The team from Stuttgart brings its skills in life-cycle analyses to the project. “The holistic approach of looking into the life cycle of a product is a good starting point, but is in no way comprehensive. We have subjectively chosen just a few categories to look at in order to make the whole venture manageable,” says Eltrop. Natalia Matiz Rubio from the IER is working on the project as part of her doctoral thesis and explains the approach taken by the researchers from Stuttgart University: "We are looking at economic, ecological and social indicators. But we are looking at them in combination rather than separately. We are particularly concentrating on environmental aspects. We are defining environmental impact indicators based on the critical biophysical processes that correspond to the environmental boundaries.” The material and energetic pathways will also be evaluated in combination rather than separately.

Matiz Rubio illustrates this "cascade use" with a case study on the utilisation of maize: “One of the issues that we are investigating is the effects of grain maize when used as raw material for plastic and when used as raw material for bioethanol production. We also take into account the effects of the disposal or combustion of plastic and when the combustion of plastic generates energy.” With both material and energetic products at the end of the chain, the scientists always take into account substitution issues. Eltrop comments: “We examine which products, both simple and valuable, are substituted in the process chains. Pathways can also be connected with side paths, which means that we are also examining the “biorefinery” approach which focuses on the use of all individual biogenic raw material components.” Using maize once again as example, the energetic use of biomass is a relatively simple chain whereas processing maize into plastics in a cascade process would be associated with high added value.

It is now around six months before the project ends, and the scientists have already worked on some utilisation pathways to the extent that they can be evaluated. Although not all indicators have yet been evaluated, Matiz Rubio cites one example that shows that CO₂ equivalents have the potential to be used as performance indicators for climate change. “The energetic use of maize is a simple chain and must be regarded as rather negative. Only power, heat and fuels can be substituted. In contrast, maize used for producing plastics has a positive balance, as this pathway also enables plastics to be substituted with other materials.”

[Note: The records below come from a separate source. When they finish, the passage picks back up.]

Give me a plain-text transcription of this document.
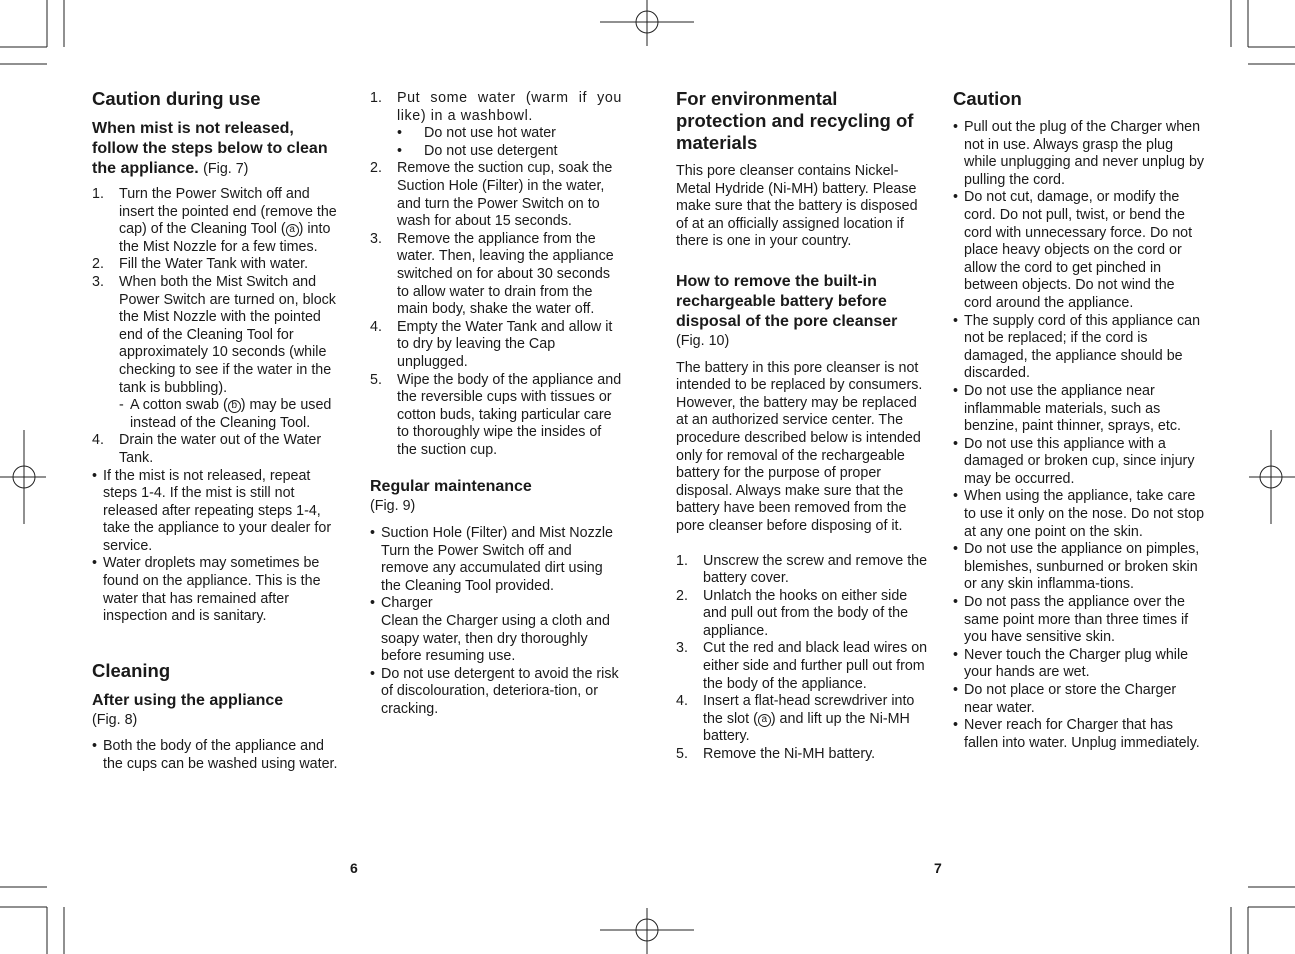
Caution during use
When mist is not released, follow the steps below to clean the appliance. (Fig. 7)
1. Turn the Power Switch off and insert the pointed end (remove the cap) of the Cleaning Tool ( a ) into the Mist Nozzle for a few times.
2. Fill the Water Tank with water.
3. When both the Mist Switch and Power Switch are turned on, block the Mist Nozzle with the pointed end of the Cleaning Tool for approximately 10 seconds (while checking to see if the water in the tank is bubbling).
- A cotton swab ( b ) may be used instead of the Cleaning Tool.
4. Drain the water out of the Water Tank.
• If the mist is not released, repeat steps 1-4. If the mist is still not released after repeating steps 1-4, take the appliance to your dealer for service.
• Water droplets may sometimes be found on the appliance. This is the water that has remained after inspection and is sanitary.
Cleaning
After using the appliance

(Fig. 8)

• Both the body of the appliance and the cups can be washed using water.
1. Put some water (warm if you like) in a washbowl.
• Do not use hot water
• Do not use detergent
2. Remove the suction cup, soak the Suction Hole (Filter) in the water, and turn the Power Switch on to wash for about 15 seconds.
3. Remove the appliance from the water. Then, leaving the appliance switched on for about 30 seconds to allow water to drain from the main body, shake the water off.
4. Empty the Water Tank and allow it to dry by leaving the Cap unplugged.
5. Wipe the body of the appliance and the reversible cups with tissues or cotton buds, taking particular care to thoroughly wipe the insides of the suction cup.
Regular maintenance

(Fig. 9)

• Suction Hole (Filter) and Mist Nozzle
Turn the Power Switch off and remove any accumulated dirt using the Cleaning Tool provided.
• Charger
Clean the Charger using a cloth and soapy water, then dry thoroughly before resuming use.
• Do not use detergent to avoid the risk of discolouration, deteriora-tion, or cracking.
For environmental protection and recycling of materials

This pore cleanser contains Nickel-Metal Hydride (Ni-MH) battery. Please make sure that the battery is disposed of at an officially assigned location if there is one in your country.

How to remove the built-in rechargeable battery before disposal of the pore cleanser

(Fig. 10)

The battery in this pore cleanser is not intended to be replaced by consumers. However, the battery may be replaced at an authorized service center. The procedure described below is intended only for removal of the rechargeable battery for the purpose of proper disposal. Always make sure that the battery have been removed from the pore cleanser before disposing of it.

1. Unscrew the screw and remove the battery cover.
2. Unlatch the hooks on either side and pull out from the body of the appliance.
3. Cut the red and black lead wires on either side and further pull out from the body of the appliance.
4. Insert a flat-head screwdriver into the slot ( a ) and lift up the Ni-MH battery.
5. Remove the Ni-MH battery.
Caution
• Pull out the plug of the Charger when not in use. Always grasp the plug while unplugging and never unplug by pulling the cord.
• Do not cut, damage, or modify the cord. Do not pull, twist, or bend the cord with unnecessary force. Do not place heavy objects on the cord or allow the cord to get pinched in between objects. Do not wind the cord around the appliance.
• The supply cord of this appliance can not be replaced; if the cord is damaged, the appliance should be discarded.
• Do not use the appliance near inflammable materials, such as benzine, paint thinner, sprays, etc.
• Do not use this appliance with a damaged or broken cup, since injury may be occurred.
• When using the appliance, take care to use it only on the nose. Do not stop at any one point on the skin.
• Do not use the appliance on pimples, blemishes, sunburned or broken skin or any skin inflamma-tions.
• Do not pass the appliance over the same point more than three times if you have sensitive skin.
• Never touch the Charger plug while your hands are wet.
• Do not place or store the Charger near water.
• Never reach for Charger that has fallen into water. Unplug immediately.
6	7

Further indicators, e.g. nitrogen equivalents as indicators of eutrophication, are still in the pipeline for a variety of biomass utilisation pathways. In order to be able to make comparative statements, the team is also pursuing an approach that involves monetarising environmental effects, although this method has its limitations. All units or equivalents are converted into a monetary unit, namely the euro. As far as the selection of indicators is concerned, statements can be made on which of the utilisation pathways examined are better for certain agricultural raw materials such as maize. Such evaluations provide a solid basis for decision recommendations in government, business and research, with the overall goal of making biomass utilisation and a biobased economy more efficient.